元恋人殺害の有罪判決を受け服役していた男性への起訴が、23年後に取り下げられた/Evelyn Hockstein/Reuters

2022.10.12 Wed posted at 19:46 JST

(CNN) 米メリーランド州ボルティモアの検察は11日、元恋人を殺害したとして有罪判決を言い渡されていたアドナン・サイード受刑者に対し、全ての起訴を取り下げた。1999年の事件で有罪となった同受刑者は20年以上服役。事件は8年ほど前にポッドキャスト番組の「シリアル」に取り上げられたことで脚光を浴びていた。

ボルティモア市検察のマリリン・モスビー検事は、当該の起訴を取り下げるよう指示したと述べた。これに先駆け、被害者のヘイ・ミン・リーさんの靴や衣服などを対象に高度なDNA鑑定を行ったところ、サイード受刑者が関与した可能性は排除されていた。

今回鑑定した品目はこれまで一度も鑑定されたことがなかったとモスビー氏は説明。検察は引き続きリーさんの死について捜査し、殺害に関与した人物を起訴するとしたが、サイード受刑者に関して「この事件は終わった」と述べた。

誤った有罪判決の責任は過去の体制に帰するとしながらも、モスビー氏はリーさんの遺族やサイードさん本人とその家族に謝罪した。

サイードさんは先月、検察が有罪判決を無効としたことを受け釈放されていた。この時検察は「有罪判決の完全性に対する確信がない」としつつサイードさんの無罪を宣言するには至らず、DNA鑑定の結果を待ちながら30日以内に再審を行うかどうか判断するとしていた。

23年前の事件発生当時、サイードさんは17歳だった

23年前にリーさんが殺害された当時、サイードさんは17歳だった。2000年、事件に関連して殺人や強盗、誘拐、監禁などの罪で有罪を言い渡され、終身刑を宣告されたが一貫して無罪を主張してきた。

事件は、ポッドキャスト番組の「シリアル」が取り上げて有罪判決に対する疑問を浮上させたことをきっかけに注目を浴び、HBOのドキュメンタリー番組も制作された。

サイードさんの弁護士を務めるエリカ・スーター氏は声明で検察の判断を歓迎。「ようやくアドナン・サイード氏は自由な人間として生きることができる。DNA鑑定の結果が確認したのは私たちにとってすでに周知の事実であり、初めから現行の訴訟の根底にあったものだった。つまりアドナンは無実だということ。

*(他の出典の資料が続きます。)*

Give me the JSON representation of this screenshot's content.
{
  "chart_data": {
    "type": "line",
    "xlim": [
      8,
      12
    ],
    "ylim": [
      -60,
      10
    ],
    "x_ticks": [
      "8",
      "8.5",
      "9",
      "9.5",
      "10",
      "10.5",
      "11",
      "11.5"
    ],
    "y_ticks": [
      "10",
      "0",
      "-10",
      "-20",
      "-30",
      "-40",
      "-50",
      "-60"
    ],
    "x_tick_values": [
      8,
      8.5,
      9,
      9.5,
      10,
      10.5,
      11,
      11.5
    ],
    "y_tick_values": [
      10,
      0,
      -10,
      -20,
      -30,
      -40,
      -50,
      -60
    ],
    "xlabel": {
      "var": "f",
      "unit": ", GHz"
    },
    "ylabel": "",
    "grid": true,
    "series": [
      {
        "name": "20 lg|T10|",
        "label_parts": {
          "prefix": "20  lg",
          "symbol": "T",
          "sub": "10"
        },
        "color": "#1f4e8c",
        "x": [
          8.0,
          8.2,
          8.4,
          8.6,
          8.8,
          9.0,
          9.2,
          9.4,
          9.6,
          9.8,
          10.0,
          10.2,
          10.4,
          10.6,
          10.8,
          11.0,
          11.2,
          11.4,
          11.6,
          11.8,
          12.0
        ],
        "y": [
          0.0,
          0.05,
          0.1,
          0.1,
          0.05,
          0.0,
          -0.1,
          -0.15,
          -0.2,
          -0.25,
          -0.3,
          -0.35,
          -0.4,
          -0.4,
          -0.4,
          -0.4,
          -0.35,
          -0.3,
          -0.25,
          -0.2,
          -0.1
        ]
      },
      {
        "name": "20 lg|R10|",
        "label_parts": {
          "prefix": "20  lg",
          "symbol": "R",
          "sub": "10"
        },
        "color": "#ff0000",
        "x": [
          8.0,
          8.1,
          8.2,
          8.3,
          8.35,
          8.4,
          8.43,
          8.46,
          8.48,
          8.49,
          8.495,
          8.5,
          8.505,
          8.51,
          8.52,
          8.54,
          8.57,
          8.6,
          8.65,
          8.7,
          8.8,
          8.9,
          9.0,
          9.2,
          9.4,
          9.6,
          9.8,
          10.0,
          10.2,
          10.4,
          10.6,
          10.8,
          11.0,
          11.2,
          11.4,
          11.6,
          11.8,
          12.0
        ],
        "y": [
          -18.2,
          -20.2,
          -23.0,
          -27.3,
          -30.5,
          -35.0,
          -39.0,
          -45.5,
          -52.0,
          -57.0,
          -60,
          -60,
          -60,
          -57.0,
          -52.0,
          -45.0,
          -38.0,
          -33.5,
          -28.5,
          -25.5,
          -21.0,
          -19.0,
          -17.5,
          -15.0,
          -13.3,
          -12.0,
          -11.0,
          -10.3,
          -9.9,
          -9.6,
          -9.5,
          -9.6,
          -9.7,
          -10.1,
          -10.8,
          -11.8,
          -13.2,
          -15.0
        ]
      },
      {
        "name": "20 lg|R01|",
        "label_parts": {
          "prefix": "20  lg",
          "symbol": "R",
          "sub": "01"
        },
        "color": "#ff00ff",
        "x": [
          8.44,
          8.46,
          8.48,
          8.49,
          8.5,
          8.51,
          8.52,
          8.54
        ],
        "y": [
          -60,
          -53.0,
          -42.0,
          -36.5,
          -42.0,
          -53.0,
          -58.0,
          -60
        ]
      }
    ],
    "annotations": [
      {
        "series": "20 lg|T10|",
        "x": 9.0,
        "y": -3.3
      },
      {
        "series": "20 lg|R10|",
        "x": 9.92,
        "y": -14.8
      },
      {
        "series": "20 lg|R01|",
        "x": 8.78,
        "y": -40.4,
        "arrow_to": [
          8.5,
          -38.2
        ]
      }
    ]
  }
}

人生の23年間を犯していない罪のために失ったということだ」と述べた。

その上で、「訴訟手続きが完全に終わったわけではないが、これはアドナンにとって重要な一歩だ」と付け加えた。

サイードさんには行動監視のための足首モニターが装着されていたが、スーター氏によると、11日に監視は解かれたという。